Una figura chiave tra stipendi e responsabilità
Proprio in questo contesto, segnato da un dibattito acceso sulla reale priorità da accordare alla sicurezza rispetto alla corsa al profitto, si inserisce una mossa significativa di OpenAI. La società, che sotto la guida di Sam Altman continua a sviluppare modelli di frontiera, ha infatti pubblicato un annuncio di lavoro per una posizione di massimo rilievo: si tratta del responsabile della gestione dei rischi legati all’AI, ruolo per il quale viene offerta una retribuzione annua di 555.000 dollari più una partecipazione azionaria. La cifra, di per sé considerevole, riflette l’enorme carico di aspettative e di stress che graverà sul candidato, chiamato a fronteggiare pressioni esterne crescenti e a vigilare sugli effetti collaterali delle tecnologie proposte.
I confini pericolosi dell'interazione uomo-macchina
Oltre alle minacce di carattere più tecnico o sistemico, esiste un’altra dimensione di rischio, più sottile e forse ancor più insidiosa, che riguarda la natura stessa dell’interazione tra utenti e assistenti digitali. L’evoluzione esponenziale delle capacità di dialogo, infatti, ha portato a relazioni sempre più strette e percepite come confidenziali, un fattore che può trasformarsi in pericolo per i soggetti più fragili.

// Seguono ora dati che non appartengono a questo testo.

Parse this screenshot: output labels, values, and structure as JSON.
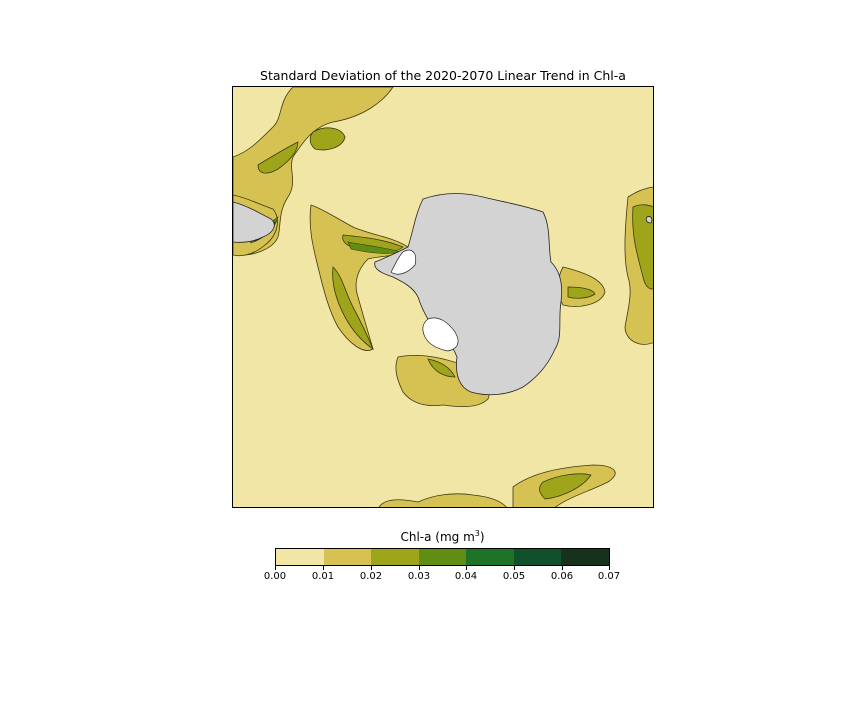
{
  "title": "Standard Deviation of the 2020-2070 Linear Trend in Chl-a",
  "colorbar": {
    "label": "Chl-a (mg m",
    "label_sup": "3",
    "label_close": ")",
    "ticks": [
      "0.00",
      "0.01",
      "0.02",
      "0.03",
      "0.04",
      "0.05",
      "0.06",
      "0.07"
    ],
    "colors": [
      "#f2e6a6",
      "#d6c153",
      "#9fa51a",
      "#618d12",
      "#1f7326",
      "#12502b",
      "#17321c"
    ]
  },
  "map": {
    "projection": "south-polar-stereographic",
    "land_color": "#d3d3d3",
    "ice_shelf_color": "#ffffff",
    "background_level_color": "#f2e6a6"
  }
}
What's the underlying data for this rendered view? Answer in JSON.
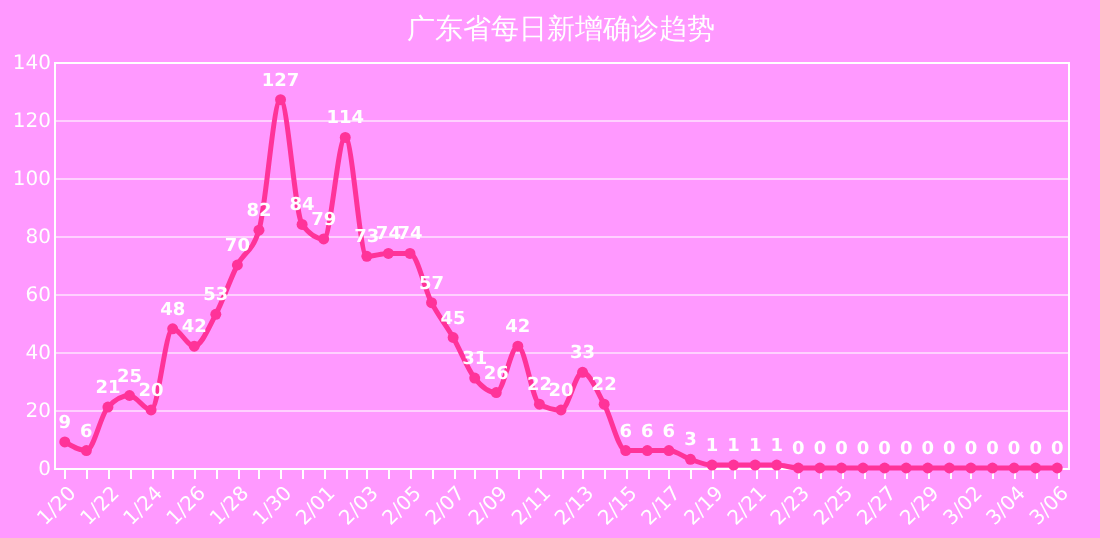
{
  "chart_data": {
    "type": "line",
    "title": "广东省每日新增确诊趋势",
    "categories": [
      "1/20",
      null,
      "1/22",
      null,
      "1/24",
      null,
      "1/26",
      null,
      "1/28",
      null,
      "1/30",
      null,
      "2/01",
      null,
      "2/03",
      null,
      "2/05",
      null,
      "2/07",
      null,
      "2/09",
      null,
      "2/11",
      null,
      "2/13",
      null,
      "2/15",
      null,
      "2/17",
      null,
      "2/19",
      null,
      "2/21",
      null,
      "2/23",
      null,
      "2/25",
      null,
      "2/27",
      null,
      "2/29",
      null,
      "3/02",
      null,
      "3/04",
      null,
      "3/06"
    ],
    "series": [
      {
        "color": "#ff3399",
        "values": [
          9,
          6,
          21,
          25,
          20,
          48,
          42,
          53,
          70,
          82,
          127,
          84,
          79,
          114,
          73,
          74,
          74,
          57,
          45,
          31,
          26,
          42,
          22,
          20,
          33,
          22,
          6,
          6,
          6,
          3,
          1,
          1,
          1,
          1,
          0,
          0,
          0,
          0,
          0,
          0,
          0,
          0,
          0,
          0,
          0,
          0,
          0
        ]
      }
    ],
    "ylim": [
      0,
      140
    ],
    "yticks": [
      0,
      20,
      40,
      60,
      80,
      100,
      120,
      140
    ],
    "grid": "y",
    "data_labels": true,
    "marker": "circle",
    "line_style": "solid"
  }
}
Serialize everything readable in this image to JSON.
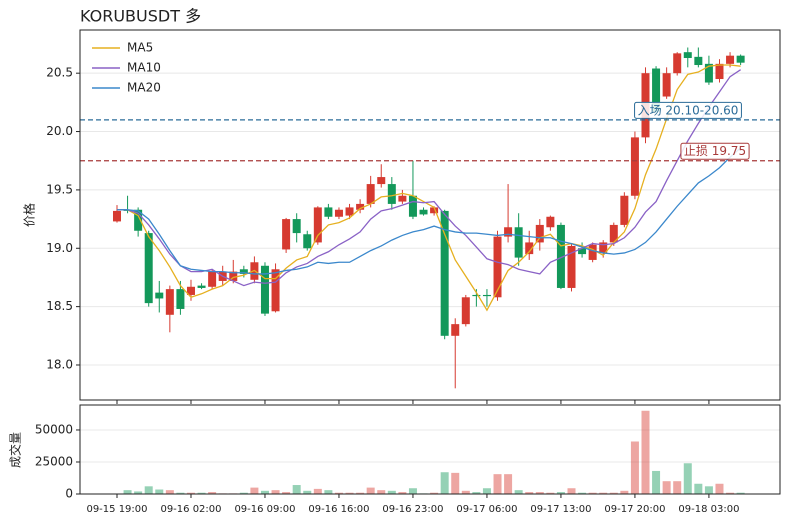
{
  "chart_data": {
    "type": "candlestick",
    "title": "KORUBUSDT  多",
    "ylabel": "价格",
    "categories": [
      "09-15 19:00",
      null,
      null,
      null,
      null,
      null,
      null,
      "09-16 02:00",
      null,
      null,
      null,
      null,
      null,
      null,
      "09-16 09:00",
      null,
      null,
      null,
      null,
      null,
      null,
      "09-16 16:00",
      null,
      null,
      null,
      null,
      null,
      null,
      "09-16 23:00",
      null,
      null,
      null,
      null,
      null,
      null,
      "09-17 06:00",
      null,
      null,
      null,
      null,
      null,
      null,
      "09-17 13:00",
      null,
      null,
      null,
      null,
      null,
      null,
      "09-17 20:00",
      null,
      null,
      null,
      null,
      null,
      null,
      "09-18 03:00",
      null,
      null,
      null
    ],
    "open": [
      19.23,
      19.33,
      19.33,
      19.13,
      18.62,
      18.43,
      18.65,
      18.6,
      18.68,
      18.67,
      18.72,
      18.72,
      18.82,
      18.73,
      18.85,
      18.46,
      18.99,
      19.25,
      19.12,
      19.05,
      19.35,
      19.27,
      19.28,
      19.33,
      19.38,
      19.55,
      19.55,
      19.4,
      19.45,
      19.33,
      19.3,
      19.32,
      18.25,
      18.35,
      18.6,
      18.6,
      18.58,
      19.1,
      19.18,
      18.95,
      19.05,
      19.18,
      19.2,
      18.66,
      19.0,
      18.9,
      18.96,
      19.05,
      19.2,
      19.45,
      19.95,
      20.54,
      20.3,
      20.5,
      20.68,
      20.64,
      20.58,
      20.45,
      20.58,
      20.65
    ],
    "high": [
      19.37,
      19.45,
      19.35,
      19.15,
      18.72,
      18.68,
      18.72,
      18.73,
      18.7,
      18.82,
      18.85,
      18.9,
      18.85,
      18.93,
      18.88,
      18.87,
      19.26,
      19.3,
      19.15,
      19.36,
      19.38,
      19.35,
      19.38,
      19.42,
      19.62,
      19.72,
      19.61,
      19.5,
      19.75,
      19.35,
      19.36,
      19.33,
      18.4,
      18.6,
      18.65,
      18.65,
      19.15,
      19.55,
      19.3,
      19.15,
      19.25,
      19.28,
      19.22,
      19.04,
      19.05,
      19.05,
      19.07,
      19.22,
      19.48,
      20.0,
      20.55,
      20.56,
      20.55,
      20.68,
      20.72,
      20.72,
      20.65,
      20.62,
      20.68,
      20.66
    ],
    "low": [
      19.22,
      19.3,
      19.1,
      18.5,
      18.45,
      18.28,
      18.43,
      18.55,
      18.65,
      18.65,
      18.68,
      18.7,
      18.75,
      18.7,
      18.42,
      18.45,
      18.96,
      19.05,
      18.98,
      19.03,
      19.25,
      19.25,
      19.25,
      19.3,
      19.35,
      19.52,
      19.33,
      19.38,
      19.25,
      19.28,
      19.28,
      18.22,
      17.8,
      18.33,
      18.5,
      18.5,
      18.55,
      19.05,
      18.85,
      18.9,
      18.98,
      19.15,
      18.65,
      18.63,
      18.92,
      18.88,
      18.92,
      19.02,
      19.18,
      19.42,
      19.9,
      20.15,
      20.28,
      20.48,
      20.55,
      20.55,
      20.4,
      20.42,
      20.55,
      20.57
    ],
    "close": [
      19.32,
      19.32,
      19.15,
      18.53,
      18.57,
      18.65,
      18.48,
      18.67,
      18.66,
      18.8,
      18.8,
      18.8,
      18.78,
      18.88,
      18.44,
      18.82,
      19.25,
      19.13,
      19.0,
      19.35,
      19.27,
      19.33,
      19.35,
      19.38,
      19.55,
      19.61,
      19.38,
      19.45,
      19.27,
      19.29,
      19.35,
      18.25,
      18.35,
      18.58,
      18.59,
      18.59,
      19.1,
      19.18,
      18.92,
      19.05,
      19.2,
      19.27,
      18.66,
      19.02,
      18.95,
      19.03,
      19.05,
      19.2,
      19.45,
      19.95,
      20.5,
      20.17,
      20.5,
      20.67,
      20.63,
      20.57,
      20.42,
      20.58,
      20.65,
      20.59
    ],
    "up_color": "#d63a30",
    "down_color": "#13985a",
    "series": [
      {
        "name": "MA5",
        "color": "#e6b020",
        "values": [
          19.33,
          19.33,
          19.28,
          19.1,
          18.98,
          18.84,
          18.68,
          18.58,
          18.61,
          18.65,
          18.68,
          18.75,
          18.77,
          18.81,
          18.74,
          18.74,
          18.83,
          18.9,
          18.93,
          19.11,
          19.2,
          19.22,
          19.26,
          19.34,
          19.38,
          19.44,
          19.45,
          19.47,
          19.45,
          19.4,
          19.35,
          19.12,
          18.9,
          18.76,
          18.62,
          18.47,
          18.64,
          18.81,
          18.88,
          18.97,
          19.09,
          19.12,
          19.02,
          19.04,
          19.02,
          18.99,
          18.94,
          19.05,
          19.14,
          19.34,
          19.63,
          19.85,
          20.11,
          20.36,
          20.49,
          20.51,
          20.56,
          20.57,
          20.57,
          20.56
        ]
      },
      {
        "name": "MA10",
        "color": "#8a62c6",
        "values": [
          19.33,
          19.33,
          19.3,
          19.2,
          19.08,
          18.95,
          18.85,
          18.8,
          18.8,
          18.82,
          18.76,
          18.72,
          18.68,
          18.71,
          18.7,
          18.71,
          18.79,
          18.84,
          18.87,
          18.93,
          18.97,
          19.03,
          19.08,
          19.14,
          19.25,
          19.32,
          19.34,
          19.37,
          19.4,
          19.39,
          19.4,
          19.29,
          19.19,
          19.11,
          19.01,
          18.91,
          18.88,
          18.86,
          18.82,
          18.8,
          18.78,
          18.88,
          18.92,
          18.96,
          19.0,
          19.04,
          19.03,
          19.04,
          19.09,
          19.18,
          19.31,
          19.4,
          19.58,
          19.75,
          19.92,
          20.07,
          20.21,
          20.34,
          20.47,
          20.53
        ]
      },
      {
        "name": "MA20",
        "color": "#3b88cc",
        "values": [
          19.33,
          19.33,
          19.32,
          19.25,
          19.12,
          18.98,
          18.85,
          18.82,
          18.81,
          18.8,
          18.8,
          18.79,
          18.79,
          18.78,
          18.78,
          18.79,
          18.81,
          18.82,
          18.84,
          18.88,
          18.87,
          18.88,
          18.88,
          18.93,
          18.98,
          19.02,
          19.07,
          19.11,
          19.14,
          19.16,
          19.19,
          19.16,
          19.14,
          19.13,
          19.13,
          19.12,
          19.11,
          19.12,
          19.11,
          19.1,
          19.09,
          19.09,
          19.06,
          19.04,
          19.01,
          18.98,
          18.96,
          18.95,
          18.96,
          18.99,
          19.05,
          19.14,
          19.25,
          19.36,
          19.46,
          19.56,
          19.62,
          19.69,
          19.78,
          19.86
        ]
      }
    ],
    "legend": "upper left",
    "grid": true,
    "ylim": [
      17.7,
      20.87
    ],
    "yticks": [
      {
        "value": 18.0,
        "label": "18.0"
      },
      18.5,
      {
        "value": 19.0,
        "label": "19.0"
      },
      19.5,
      {
        "value": 20.0,
        "label": "20.0"
      },
      20.5
    ],
    "hlines": [
      {
        "value": 20.1,
        "label": "入场 20.10-20.60",
        "color": "#2a6b98"
      },
      {
        "value": 19.75,
        "label": "止损 19.75",
        "color": "#a83a3a"
      }
    ],
    "volume": {
      "ylabel": "成交量",
      "values": [
        300,
        3000,
        2000,
        6000,
        3500,
        3000,
        1000,
        1000,
        1000,
        1500,
        500,
        500,
        1000,
        5000,
        2500,
        3000,
        1500,
        7000,
        2500,
        4000,
        3000,
        1000,
        1000,
        1000,
        5000,
        3000,
        2500,
        1500,
        4500,
        500,
        1000,
        17000,
        16500,
        2500,
        1500,
        4500,
        15500,
        15500,
        3000,
        1500,
        1500,
        1000,
        1500,
        4500,
        1000,
        1000,
        1000,
        1000,
        2500,
        41000,
        65000,
        18000,
        10000,
        10000,
        24000,
        8000,
        6000,
        8000,
        1000,
        1000
      ],
      "ylim": [
        0,
        69500
      ],
      "yticks": [
        0,
        25000,
        50000
      ]
    }
  }
}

Episodi di cronaca, trattati con il necessario riserbo, hanno purtroppo mostrato come in certi casi l’algoritmo non sia riuscito a riconoscere segnali di disagio estremo, persino quando venivano ripetutamente manifestati. Lo stesso Altman, del resto, ha osservato come “il potenziale impatto dei modelli sulla salute mentale” sia emerso in forma preliminare già nel corso del 2025, un’ammissione che conferma la delicatezza del tema.
La prevenzione degli scenari catastrofici
È in questa cornice complessa che l’azienda cerca dunque un Head of Preparedness, una figura il cui compito specifico sarà immaginare e prevenire gli scenari peggiori, dai rischi catastrofici legati ai modelli più avanzati alle possibili minacce di tipo biologico. Il nuovo dirigente dovrà coordinare piani di gestione delle crisi e mantenere una vigilanza costante, monitorando anche l’impatto psicologico e sociale dei chatbot. Si tratta, in sostanza, di costruire un argine contro derive potenzialmente distruttive, in un settore dove l’innovazione corre a una velocità che spesso supera la capacità di prevederne tutte le conseguenze.